A method for producing a titanium-containing silicon oxide catalyst comprising subjecting a titanium-containing silicon oxide to a silylation treatment, wherein the silylation treatment uses two or more different silyl groups on the titanium-containing silicon oxide using different silylating agents. A method for producing a titanium-containing silicon oxide catalyst which is a treatment to be introduced. The production method according to claim 1, wherein two or more types of silyl groups are introduced separately. The process according to claim 2, wherein the silyl group initially introduced into the catalyst is a trimethylsilyl group. The manufacturing method according to one of claims 1 to 3, which is manufactured by a manufacturing method including the following first step to third step.
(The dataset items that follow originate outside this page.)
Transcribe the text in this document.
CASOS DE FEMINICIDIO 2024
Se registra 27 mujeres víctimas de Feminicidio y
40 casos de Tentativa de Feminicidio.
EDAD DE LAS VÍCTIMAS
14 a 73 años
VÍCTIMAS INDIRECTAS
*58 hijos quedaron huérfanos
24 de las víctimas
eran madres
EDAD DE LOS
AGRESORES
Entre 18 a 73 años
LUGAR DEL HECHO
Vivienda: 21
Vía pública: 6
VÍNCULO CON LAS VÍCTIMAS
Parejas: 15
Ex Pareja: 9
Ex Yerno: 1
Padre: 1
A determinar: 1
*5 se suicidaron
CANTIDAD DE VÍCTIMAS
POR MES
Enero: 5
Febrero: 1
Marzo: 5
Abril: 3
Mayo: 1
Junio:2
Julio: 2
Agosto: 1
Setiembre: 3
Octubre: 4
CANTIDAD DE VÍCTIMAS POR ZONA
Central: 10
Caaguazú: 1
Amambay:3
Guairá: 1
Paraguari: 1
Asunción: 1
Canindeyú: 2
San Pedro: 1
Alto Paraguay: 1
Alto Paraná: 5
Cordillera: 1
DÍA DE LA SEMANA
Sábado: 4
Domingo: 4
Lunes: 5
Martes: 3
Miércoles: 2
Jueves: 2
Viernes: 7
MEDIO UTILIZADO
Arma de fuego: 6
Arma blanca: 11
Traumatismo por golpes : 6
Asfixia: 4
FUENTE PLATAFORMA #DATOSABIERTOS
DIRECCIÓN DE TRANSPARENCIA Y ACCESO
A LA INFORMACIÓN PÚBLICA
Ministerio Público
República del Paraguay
1st process: The process which obtains the solid which contains a catalyst component and a mold agent by mixing and stirring a silica source, a titanium source, and a mold agent (template) in liquid state 2nd process: The mold agent from the solid obtained at the 1st process A step of obtaining a solid containing a catalyst component by removing the catalyst. Third step: A step of subjecting the solid obtained in the second step to the silylation treatment according to claim 1. The production method according to claim 4, wherein the mold is removed in the second step by a solvent extraction operation. A method for producing a titanium-containing silicon oxide catalyst that satisfies all of the following conditions (1) to (3), wherein the mold used in the first step is represented by the following general formula (I): The production method according to claim 4 or 5, which is a quaternary ammonium ion.
(1): The average pore diameter is 10 mm or more (2): 90% or more of the total pore volume has a pore diameter of 5 to 200 mm (3): The specific pore volume is 0.2 cm ³ / g [NR ¹ R ² R ³ R ⁴ ] ⁺ (I)
(In the formula, R ¹ represents a linear or branched hydrocarbon group having ² to 36 carbon atoms, and R ^{2 to} R ⁴ represent an alkyl group having 1 to 6 carbon atoms.) The manufacturing method according to claim 1, further comprising a step of molding a solid containing a catalyst component. A titanium-containing silicon oxide catalyst obtained by the production method according to one of claims 1 to 7. A method for producing an oxirane compound, comprising reacting an olefin type compound and a hydroperoxide in the presence of the catalyst according to claim 8.